The Montgomery-based credit union alleged in its complaint that Target was not compliant with card industry data security standards at the time of the incursion that led to the theft of credit and debit card data.
“Among other things, merchants are prohibited from storing unprotected cardholder information,” the credit union observed in its class-action complaint filed on Jan. 2 in the U.S. District Court for the Middle District of Alabama.
“The stolen data includes, among other things, customer names, credit and debit card numbers, card expiration dates and the three-digit security codes located on the backs of cards. There is no legitimate reason for Target to keep all of this information stored electronically,” the credit union concluded.
Target acknowledged on Dec. 19 that all of its stores had been hit in the breach that began on or around Black Friday and that data from roughly 40 million credit and debit card accounts had been compromised.
There have been no estimates yet of industry-wide losses from the breach and Alabama State Employees also refrained from using many hard numbers.
“Plaintiff has lost significantly in refunding the unauthorized use and access of its customers’ and members’ accounts due to Target data breach,” the credit union argued in its brief. “The cost in refunding loss deposits, time and resources spent to remedy the situation of (the credit union's) customers and members are untold.”
Calls to the credit union's law firm were not returned by press time. Target noted that it did not comment on pending litigation and the firm has not yet filed a response to the credit union's complaint.
Meanwhile, many credit unions have continued to push forward in their efforts to quantify their losses from the breach. At least 200 have participated in a survey CUNA is conducting about credit union losses from the Target breach.
“We expect those numbers to increase,” Pat Keefe, vice president of communications at CUNA, said on Jan. 6.
“We have a number of questions related to how and when they were informed of the breach, how many of their members cards have been affected, and some questions on some of the actions they have taken or plan to take with respect to the cards,” added Bill Hampel, CUNA senior vice president of research and policy analysis and chief economist, during the trade group's weekly conference call.
“We also ask them for some information on the cost that they have incurred in terms of either reissuing cards or having to increase staff for increased call volume,” Hampel said.

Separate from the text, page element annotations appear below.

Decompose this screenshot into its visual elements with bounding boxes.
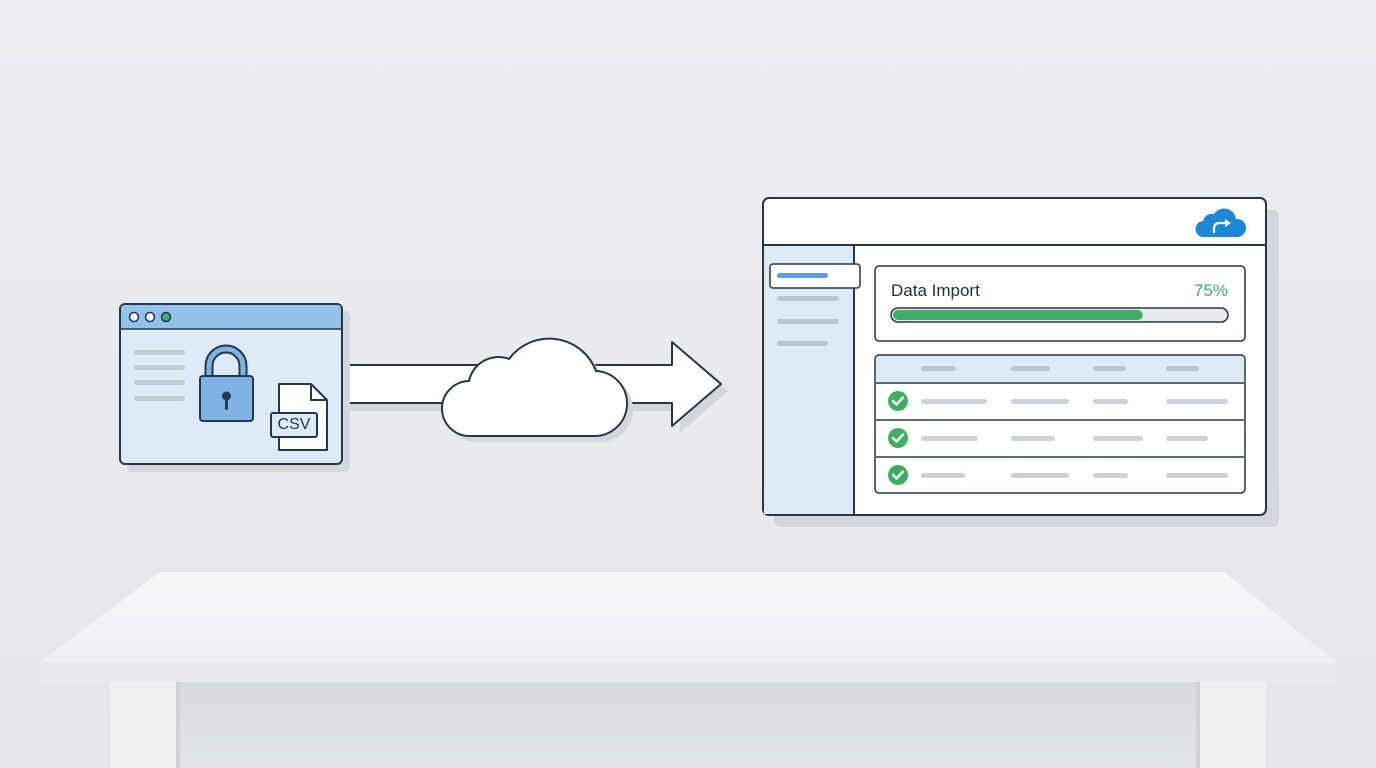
- cloud-icon: [441, 337, 634, 443]
- import-percent: 75%: [1193, 281, 1228, 300]
- sidebar: [764, 246, 861, 514]
- source-window: [119, 303, 350, 472]
- sidebar-item[interactable]: [777, 296, 839, 301]
- results-table: [874, 354, 1246, 494]
- check-circle-icon: [888, 428, 908, 448]
- window-dot-icon: [160, 311, 172, 323]
- desk: [40, 572, 1336, 768]
- sidebar-item[interactable]: [777, 341, 828, 346]
- import-title: Data Import: [891, 281, 980, 300]
- sidebar-item[interactable]: [777, 319, 839, 324]
- import-card: [874, 265, 1246, 342]
- check-circle-icon: [888, 391, 908, 411]
- illustration-scene: [40, 197, 1336, 768]
- window-dot-icon: [144, 311, 156, 323]
- check-circle-icon: [888, 465, 908, 485]
- window-dot-icon: [128, 311, 140, 323]
- progress-fill: [893, 310, 1143, 320]
- csv-badge-label: CSV: [277, 416, 311, 433]
- app-window: [762, 197, 1279, 527]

Keefe detailed CUNA's plans to distribute the results.“We expect to make results of our survey available to those who can assist in limiting the costs to credit unions of these breaches in the future – including lawmakers, regulators, the media and our members,” he said. “The data we share will be the aggregated results. We will not share the data of individual credit unions.”
In the latest edition of The Cheney Report, CUNA President/CEO Bill Cheney said, “We want to know – because the scope of this breach is so big (the second largest, in terms of total persons affected), the costs to credit unions (and ultimately to their members) are so immense for replacing cards and reimbursing members who have lost funds due to fraudulent transactions, and because Congress is taking notice of this whole affair –particularly the costs of it all.”